Reps. Jason Lewis, R-Minn., and Bobby Scott, D-Va., introduced bipartisan legislation on Tuesday aimed at reducing the “size and associated costs” of the federal justice system by reducing mandatory minimum sentences and scaling back the recent “overcriminalization” of certain crimes.
The Safe, Accountable, Fair and Effective Justice Act is aimed at taking successful state-level reforms and moving them to the federal level. The legislation is supported across the political spectrum, including by the American Conservative Union Foundation, the NAACP and Families Against Mandatory Minimums.
Among other things, the bill would require mandatory minimum sentences only for leaders and supervisors of drug trafficking organizations, but would encourage the use of probation instead of prison time for others. It would give prisons incentives to institute programs that fight recidivism for inmates while they're still behind bars, and would ask Attorney General Jeff Sessions to publish a list of all federal offenses with criminal penalties.

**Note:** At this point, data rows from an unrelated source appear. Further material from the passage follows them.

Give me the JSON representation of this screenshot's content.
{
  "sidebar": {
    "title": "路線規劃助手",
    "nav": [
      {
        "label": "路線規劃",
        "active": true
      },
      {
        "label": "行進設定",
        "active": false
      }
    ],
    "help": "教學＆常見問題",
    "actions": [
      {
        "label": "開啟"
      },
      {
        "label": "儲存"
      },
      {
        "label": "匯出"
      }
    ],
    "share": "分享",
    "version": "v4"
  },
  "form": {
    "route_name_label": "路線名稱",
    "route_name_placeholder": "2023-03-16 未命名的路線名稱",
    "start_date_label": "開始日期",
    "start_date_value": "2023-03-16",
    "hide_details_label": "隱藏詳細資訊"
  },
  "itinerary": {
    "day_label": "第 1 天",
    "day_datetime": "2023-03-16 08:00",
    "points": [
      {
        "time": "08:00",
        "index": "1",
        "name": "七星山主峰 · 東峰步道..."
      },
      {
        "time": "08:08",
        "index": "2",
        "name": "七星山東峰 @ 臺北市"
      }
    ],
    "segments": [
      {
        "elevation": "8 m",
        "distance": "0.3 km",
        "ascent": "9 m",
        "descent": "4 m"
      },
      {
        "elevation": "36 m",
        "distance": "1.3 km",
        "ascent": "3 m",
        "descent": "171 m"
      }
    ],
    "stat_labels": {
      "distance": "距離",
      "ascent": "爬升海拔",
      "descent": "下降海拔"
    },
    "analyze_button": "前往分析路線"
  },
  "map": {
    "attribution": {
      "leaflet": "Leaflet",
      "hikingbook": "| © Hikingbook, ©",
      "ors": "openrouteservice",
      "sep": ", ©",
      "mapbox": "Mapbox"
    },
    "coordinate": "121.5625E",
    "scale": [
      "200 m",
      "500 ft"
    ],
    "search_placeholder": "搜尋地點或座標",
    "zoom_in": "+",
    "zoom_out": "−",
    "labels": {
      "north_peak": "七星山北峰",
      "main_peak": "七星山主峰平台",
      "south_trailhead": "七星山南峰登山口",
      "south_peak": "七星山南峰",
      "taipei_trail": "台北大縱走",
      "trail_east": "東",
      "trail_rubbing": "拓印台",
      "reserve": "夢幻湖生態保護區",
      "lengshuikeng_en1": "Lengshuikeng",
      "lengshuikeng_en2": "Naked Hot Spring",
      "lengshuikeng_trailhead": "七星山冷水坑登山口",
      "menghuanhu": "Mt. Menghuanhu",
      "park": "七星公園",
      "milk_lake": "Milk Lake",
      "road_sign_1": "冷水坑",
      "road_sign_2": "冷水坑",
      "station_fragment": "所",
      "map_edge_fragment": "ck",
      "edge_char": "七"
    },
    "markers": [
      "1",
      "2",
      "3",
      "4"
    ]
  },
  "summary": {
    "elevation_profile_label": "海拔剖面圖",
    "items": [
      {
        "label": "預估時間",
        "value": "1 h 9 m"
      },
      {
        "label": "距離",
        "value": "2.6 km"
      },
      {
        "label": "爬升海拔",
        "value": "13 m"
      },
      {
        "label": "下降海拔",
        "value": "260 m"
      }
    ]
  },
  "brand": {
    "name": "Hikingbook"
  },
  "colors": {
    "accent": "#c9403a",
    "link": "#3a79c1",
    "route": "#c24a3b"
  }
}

The SAFE Justice Act was first introduced by Scott and Rep. Jim Sensenbrenner, R-Wis., in 2015, and had a handful of Republican and Democratic co-sponsors. However, the legislation was not passed during the 114th Congress.
“More than 30 states have safely reduced the size and cost of incarceration by adopting evidence-based, consensus-driven sentencing and corrections reforms,” said Pew Charitable Trusts. “[T]hese states have shown that it is possible to reduce crime and incarceration at the same time. Congress can learn from these states’ successes as they consider changes to the federal criminal justice system, and it is encouraging to see bipartisan support for reform in the House.”
The new legislation shows a renewed push in Congress for criminal justice reform after the bipartisan push failed under former President Obama.
Last month, two criminal justice reform bills were introduced in the Senate. One is a prison reform bill that builds off of reform at the state level, and the other is a a sentencing and reform bill that is similar to failed legislation from last year.